EASTVALE - When Hall of Fame announcer Chick Hearn died eight years ago, the Lakers dedicated their season to him. When Moreno Valley Rancho Verde defensive end Emil Smith was killed in a car crash last July, his teammates did the same.

So Friday, as the PA announcer broadcast that the Eastvale Roosevelt football team was devoting its season to physical education teacher and girls water polo coach Erin Souza, I thought "bummer."

Then I met the woman. Turns out few people are as full of life.

John, Erin and Owen Souza have every reason to be all smiles now that Erin has been declared cancer-free.

Thirteen months ago, three days into her Laughlin vacation, the 28-year-old Souza received a call from a doctor telling her she had Hodgkin's Lymphoma. It was diagnosed as stage 2, but treated as stage 4 given how it occupied her entire chest.

"The first thing I did is look at my 4-month-old son and think about how I might die," said Souza, donning an orange shirt bejeweled with the word "Mustangs" on the front.

Then positive thoughts staged a coup de tat and took over her brain.

Throughout her 24 weeks of chemotherapy, a hairless Souza entered treatment smiling and bragging about her good looks. Grins were a bit more elusive for her husband, John, who admits Erin was the stronger of the two and that he feared having to tell his son, Owen, about his mom when he grew up.

Now? She's cancer-free.

Roosevelt senior Lauren Klein said that Souza's struggle was "the heart of the campus," with students and faculty ardently rallying for her to pull through. But upon her recovery, Roosevelt coach Bill Stacy decided that celebrating her life wasn't enough. He turned it into an all-out bash.

Stacy's the one who declared that this season would be played for her. He's the reason every Roosevelt coach wore a purple ribbon on his shirt bearing the word "Souza" underneath, and why a purple ribbon is painted on each player's helmet with "Coach Souza" scribbled across.

It was a moving gesture, no doubt -- a gesture that pried tears out of Souza when she found out and one that choked her husband up Friday.

But for Stacy, it was nothing particularly unusual.

The fifth-year coach has two disabled sons: 9-year-old Elijah, who has muscular dystrophy, and 6-year-old Max, who suffered a stroke during open-heart surgery when he was 8 months old and is now blind. So to Stacy, educating his players on other people's hardships is just as important as perfecting the defense or moving the chains.

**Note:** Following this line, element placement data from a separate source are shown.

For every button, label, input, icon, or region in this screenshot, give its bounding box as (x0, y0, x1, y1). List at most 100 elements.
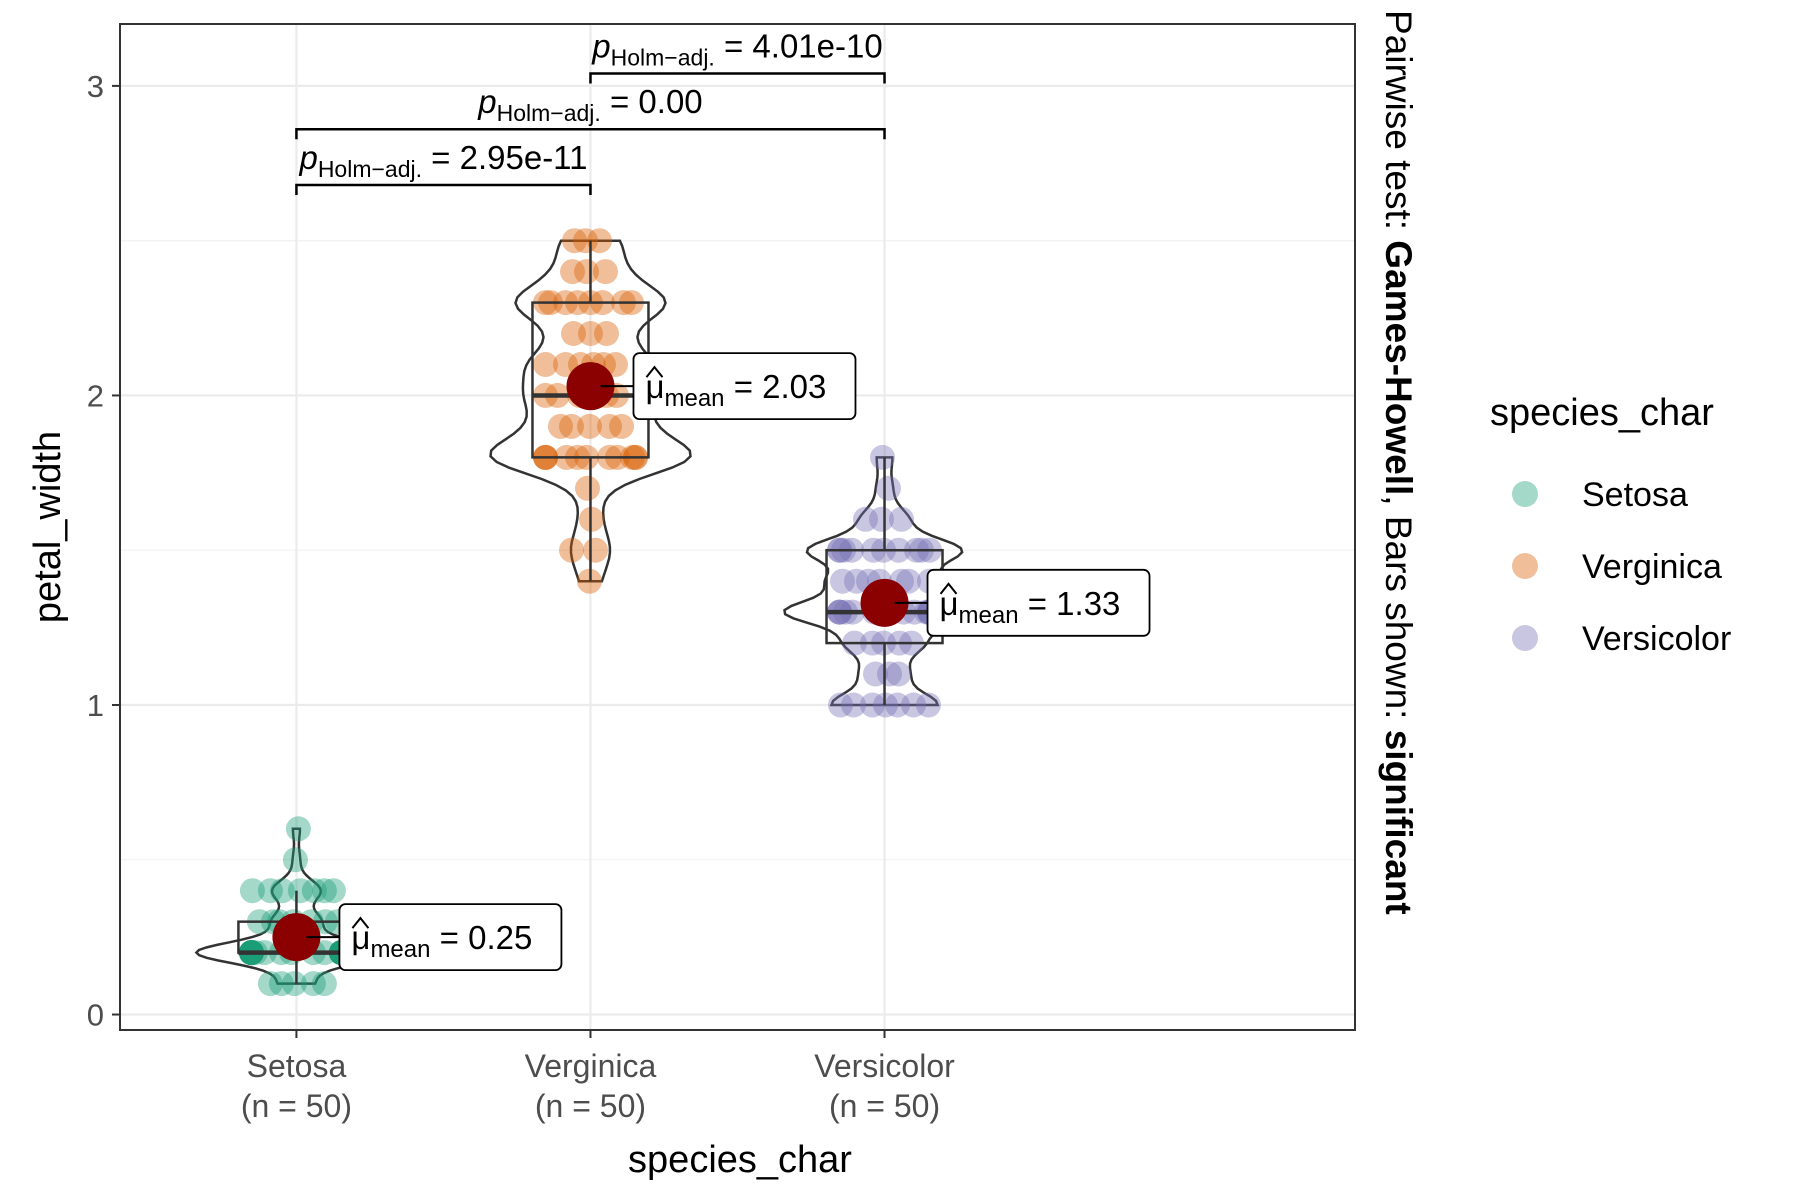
mean-layer: μmean = 0.25 μmean = 2.03 μmean = 1.33 (272, 352, 1151, 972)
data-point (553, 352, 578, 377)
mean-point (272, 913, 321, 962)
legend-label: Setosa (1582, 476, 1688, 514)
data-point (583, 537, 608, 563)
data-point (577, 413, 602, 439)
y-tick-label: 0 (87, 998, 104, 1033)
data-point (285, 816, 311, 842)
hat-accent (939, 582, 958, 595)
data-point (901, 692, 926, 718)
data-point (886, 661, 911, 687)
data-point (889, 506, 914, 532)
data-point (603, 352, 628, 377)
hat-accent (351, 916, 370, 929)
data-point (885, 692, 910, 718)
y-tick-label: 2 (87, 378, 104, 413)
comparison-label: pHolm−adj. = 4.01e-10 (591, 28, 882, 71)
mean-label: μmean = 1.33 (940, 585, 1121, 629)
data-point (869, 506, 894, 532)
data-point (300, 971, 326, 997)
side-caption-middle: , Bars shown: (1378, 495, 1419, 729)
y-tick-label: 3 (87, 69, 104, 104)
mean-label-box (632, 352, 857, 421)
x-tick-label: Verginica (525, 1048, 657, 1084)
comparison-bracket (589, 72, 886, 84)
x-tick-count-label: (n = 50) (241, 1088, 352, 1124)
data-point (873, 692, 898, 718)
data-point (863, 661, 888, 687)
data-point (609, 413, 634, 439)
side-caption-shown: significant (1378, 730, 1419, 915)
data-point (287, 878, 313, 904)
data-point (828, 692, 853, 718)
data-point (257, 971, 283, 997)
data-point (841, 692, 866, 718)
data-point (268, 971, 294, 997)
data-point (587, 228, 612, 254)
data-point (301, 878, 327, 904)
data-point (876, 475, 901, 501)
data-point (562, 228, 587, 254)
mean-point (566, 362, 615, 411)
data-point (533, 352, 558, 377)
comparison-label: pHolm−adj. = 0.00 (477, 83, 702, 126)
data-point (575, 475, 600, 501)
legend-label: Verginica (1582, 548, 1722, 586)
y-axis-title: petal_width (27, 431, 69, 623)
data-point (281, 971, 307, 997)
data-point (574, 259, 599, 285)
axis-layer: 0 1 2 3 Setosa (n = 50) Verginica (n = 50) Versi… (87, 69, 955, 1124)
data-point (282, 847, 308, 873)
data-point (559, 537, 584, 563)
comparison-bracket (295, 127, 886, 140)
side-caption-test: Games-Howell (1378, 240, 1419, 495)
violin-verginica (489, 239, 692, 583)
legend-title: species_char (1490, 392, 1714, 434)
data-point (597, 413, 622, 439)
x-tick-label: Versicolor (814, 1048, 955, 1084)
legend-key (1512, 481, 1538, 507)
data-point (870, 444, 895, 470)
data-point (578, 321, 603, 346)
mean-label-box (926, 568, 1151, 637)
bracket-layer: pHolm−adj. = 2.95e-11 pHolm−adj. = 0.00 pH… (295, 28, 886, 195)
legend: species_char Setosa Verginica Versicolor (1490, 392, 1731, 658)
violin-setosa (194, 827, 399, 985)
mean-label-box (338, 903, 563, 972)
data-point (311, 878, 337, 904)
side-caption: Pairwise test: Games-Howell, Bars shown:… (1378, 10, 1419, 915)
data-point (559, 413, 584, 439)
data-point (593, 259, 618, 285)
comparison-label: pHolm−adj. = 2.95e-11 (298, 139, 587, 182)
data-point (573, 228, 598, 254)
data-point (257, 878, 283, 904)
panel-border (119, 23, 1356, 1031)
data-point (860, 692, 885, 718)
x-tick-label: Setosa (247, 1048, 347, 1084)
mean-point (860, 578, 909, 627)
data-point (830, 568, 855, 594)
data-point (311, 971, 337, 997)
data-point (561, 321, 586, 346)
legend-key (1512, 625, 1538, 651)
data-point (239, 878, 265, 904)
comparison-bracket (295, 183, 592, 195)
mean-label: μmean = 2.03 (645, 368, 826, 412)
data-point (916, 692, 941, 718)
data-point (320, 878, 346, 904)
mean-label: μmean = 0.25 (351, 919, 532, 963)
data-point (548, 413, 573, 439)
data-point (560, 259, 585, 285)
legend-label: Versicolor (1582, 620, 1731, 658)
side-caption-prefix: Pairwise test: (1378, 10, 1419, 240)
data-point (844, 568, 869, 594)
data-point (594, 321, 619, 346)
x-axis-title: species_char (628, 1139, 852, 1181)
y-tick-label: 1 (87, 688, 104, 723)
legend-key (1512, 553, 1538, 579)
x-tick-count-label: (n = 50) (829, 1088, 940, 1124)
x-tick-count-label: (n = 50) (535, 1088, 646, 1124)
data-point (269, 878, 295, 904)
data-point (577, 568, 602, 594)
data-point (853, 506, 878, 532)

That's why he and his team visit kids from a local handicapped school each year and wheel them out to the football field. That's why he takes helmets to soldiers in Iraq, too.

So when a colleague of his survived cancer in the chest, Stacy showed some heart.

"I deal with tragedy, and I want to teach my kids about it," said Stacy, whose Mustangs downed Murrieta Valley, 33-12, Friday. "This was a young lady who bought a home, had a 6-month-old baby and her whole world was turned upside down."

Souza got to flip the coin before Friday's game. Roosevelt won. Makes sense.

For Souza these days, things are landing right side up.